One of my intentions with this newsletter is to show how the tools of Practical Hope are everywhere and can strengthen our personal faith as much as our congregations. So what can Practical Hope offer on this first Sunday of Lent?
The past decade or so has seen a lot of writing on habits. Brushing your teeth is a good habit; picking at your nails is a bad one. But once you understand how habits work, you can use them to your advantage. What triggers you to want that afternoon latte (a bad habit in this case), and what can you do to flip it into a more fruitful habit? How can you nurture a habit of, say, exercise instead?
Jack Mezirow was a scholar who wrote about adult education. (This isn’t just for professors— we are always learning, whether we know it or not.) Mezirow coined the term “habits of expectation.” If something happens to us over and over, we come to expect that it will happen again. We form a “habit of expectation. “
When you’re about to see a person you love, you expect to be happy! That’s nearly always a good habit that makes you happy even before it happens! But like any habit, some are good, and some are bad. But bad habits of expectation form when we’re not paying attention. In fact, Mezirow might say that our lack of awareness is the very thing that allows them to be unhealthy.
I experienced a perfect example a couple years ago. It was the early days of the COVID-19 pandemic, and I received a daily evening newsletter with the latest updates from scientists and public health officials. This newsletter was not sensational in its presentation; it was just the facts. It is essential to stay up on such developments just as a citizen. I also needed the information to help me make decisions with my job.
The problem is that, in those days, all the facts were terrible. Every. Single. Day… brought more news of how bad things were getting, often in proportions that felt apocalyptic. Even the positive stories they tried to work in reinforced how bad things were, stories like “hero nurse saves some of the many people who are dying.”
What I noticed, eventually, was that I dreaded opening that email. It would sit unopened in my inbox, and every time I saw it, a dark cloud would descend. It was just facts, yet there was something soul-draining about it. I had formed a bad habit of expectation that led to such a strong expectation of negativity that I felt depressed even before reading it.

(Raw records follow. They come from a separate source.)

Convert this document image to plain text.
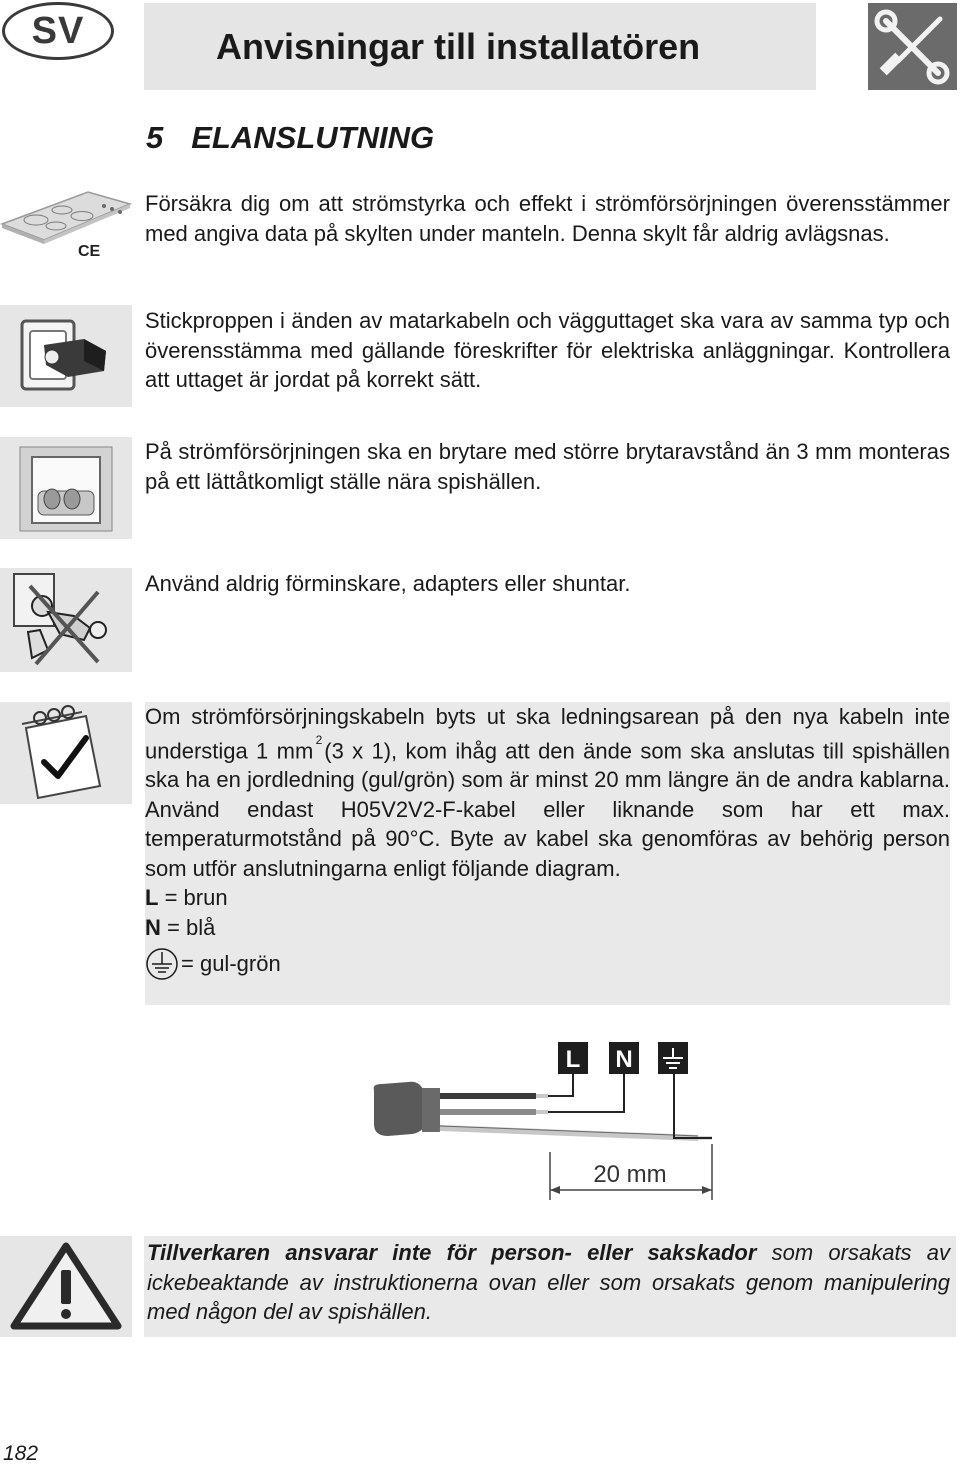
SV	Anvisningar till installatören
5 ELANSLUTNING
CE
Försäkra dig om att strömstyrka och effekt i strömförsörjningen överensstämmer med angiva data på skylten under manteln. Denna skylt får aldrig avlägsnas.
Stickproppen i änden av matarkabeln och vägguttaget ska vara av samma typ och överensstämma med gällande föreskrifter för elektriska anläggningar. Kontrollera att uttaget är jordat på korrekt sätt.
På strömförsörjningen ska en brytare med större brytaravstånd än 3 mm monteras på ett lättåtkomligt ställe nära spishällen.
Använd aldrig förminskare, adapters eller shuntar.
Om strömförsörjningskabeln byts ut ska ledningsarean på den nya kabeln inte understiga 1 mm $^2$(3 x 1), kom ihåg att den ände som ska anslutas till spishällen ska ha en jordledning (gul/grön) som är minst 20 mm längre än de andra kablarna. Använd endast H05V2V2-F-kabel eller liknande som har ett max. temperaturmotstånd på 90°C. Byte av kabel ska genomföras av behörig person som utför anslutningarna enligt följande diagram.
L = brun
N = blå
= gul-grön
L N
20 mm
Tillverkaren ansvarar inte för person- eller sakskador som orsakats av ickebeaktande av instruktionerna ovan eller som orsakats genom manipulering med någon del av spishällen.
182
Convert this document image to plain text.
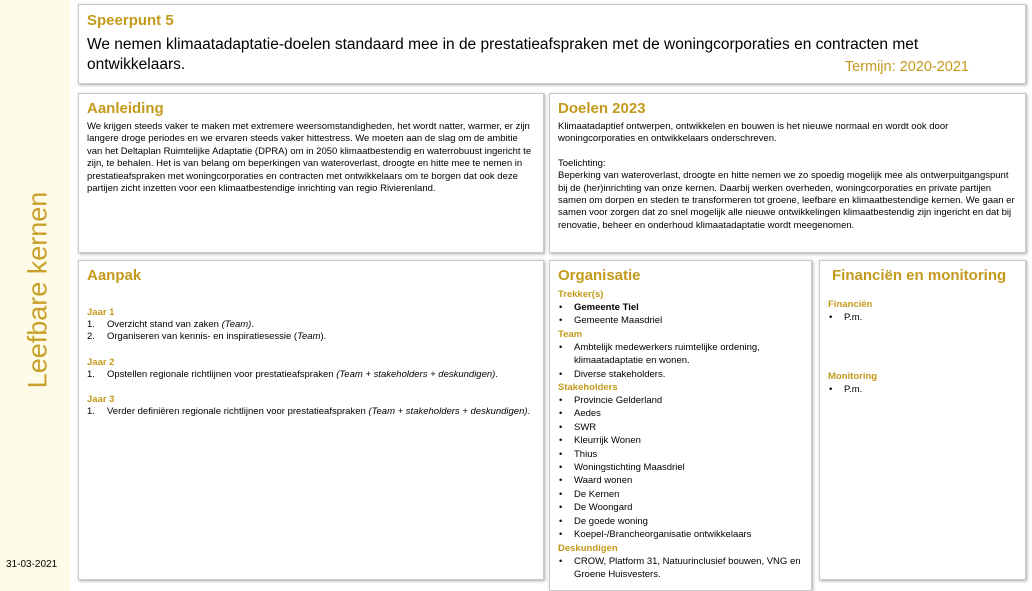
Leefbare kernen
31-03-2021
Speerpunt 5
We nemen klimaatadaptatie-doelen standaard mee in de prestatieafspraken met de woningcorporaties en contracten met ontwikkelaars.	Termijn: 2020-2021
Aanleiding
We krijgen steeds vaker te maken met extremere weersomstandigheden, het wordt natter, warmer, er zijn langere droge periodes en we ervaren steeds vaker hittestress. We moeten aan de slag om de ambitie van het Deltaplan Ruimtelijke Adaptatie (DPRA) om in 2050 klimaatbestendig en waterrobuust ingericht te zijn, te behalen. Het is van belang om beperkingen van wateroverlast, droogte en hitte mee te nemen in prestatieafspraken met woningcorporaties en contracten met ontwikkelaars om te borgen dat ook deze partijen zicht inzetten voor een klimaatbestendige inrichting van regio Rivierenland.
Doelen 2023
Klimaatadaptief ontwerpen, ontwikkelen en bouwen is het nieuwe normaal en wordt ook door woningcorporaties en ontwikkelaars onderschreven.
Toelichting:
Beperking van wateroverlast, droogte en hitte nemen we zo spoedig mogelijk mee als ontwerpuitgangspunt bij de (her)inrichting van onze kernen. Daarbij werken overheden, woningcorporaties en private partijen samen om dorpen en steden te transformeren tot groene, leefbare en klimaatbestendige kernen. We gaan er samen voor zorgen dat zo snel mogelijk alle nieuwe ontwikkelingen klimaatbestendig zijn ingericht en dat bij renovatie, beheer en onderhoud klimaatadaptatie wordt meegenomen.
Aanpak
Jaar 1
1.	Overzicht stand van zaken (Team).
2.	Organiseren van kennis- en inspiratiesessie (Team).
Jaar 2
1.	Opstellen regionale richtlijnen voor prestatieafspraken (Team + stakeholders + deskundigen).
Jaar 3
1.	Verder definiëren regionale richtlijnen voor prestatieafspraken (Team + stakeholders + deskundigen).
Organisatie
Trekker(s)
•	Gemeente Tiel
•	Gemeente Maasdriel
Team
•	Ambtelijk medewerkers ruimtelijke ordening, klimaatadaptatie en wonen.
•	Diverse stakeholders.
Stakeholders
•	Provincie Gelderland
•	Aedes
•	SWR
•	Kleurrijk Wonen
•	Thius
•	Woningstichting Maasdriel
•	Waard wonen
•	De Kernen
•	De Woongard
•	De goede woning
•	Koepel-/Brancheorganisatie ontwikkelaars
Deskundigen
•	CROW, Platform 31, Natuurinclusief bouwen, VNG en Groene Huisvesters.
Financiën en monitoring
Financiën
•	P.m.
Monitoring
•	P.m.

The answer to bad, hope-killing habits, Mezirow says, is reflection. One cannot change the world’s circumstances— the info in that newsletter was still vital for me to read. But once I was aware of how the pattern was affecting me, I made a simple tweak: when the email arrived in the evening, I instantly snoozed it until morning. By doing so, I mentally put it ”in its place” in a more profound way by saying, “the facts of this difficult time are important, but I refuse to let them define my life. I’ll read it as part of my job tomorrow; this evening will be defined by joy of life and my family.”
This shift was no accident. Research has shown that the antidote to a bad habit of expectation is reflection. Simply being aware of what we have come to expect alerts us to where our expectations are harming us.
My research shows that many bad habits of expectation kill hope.
Let me repeat this to make sure you hear it: the key to turning bad habits of expectation into good ones is reflection. And since bad habits kill hope, it means reflection is necessary for a life of hope.
So… is it obvious now how hope and Lent work together? We need reflection to help us see the forces in our life that cause our hope to falter. We need fasting (not necessarily of food) to provide space for reflection. And we need prayer to allow God to reflect for us, in us, and through us.
The result is hope— the hope of Easter. But that’s a story for 40 days for now.
However you reflect this lent, do so with the expectation of hope.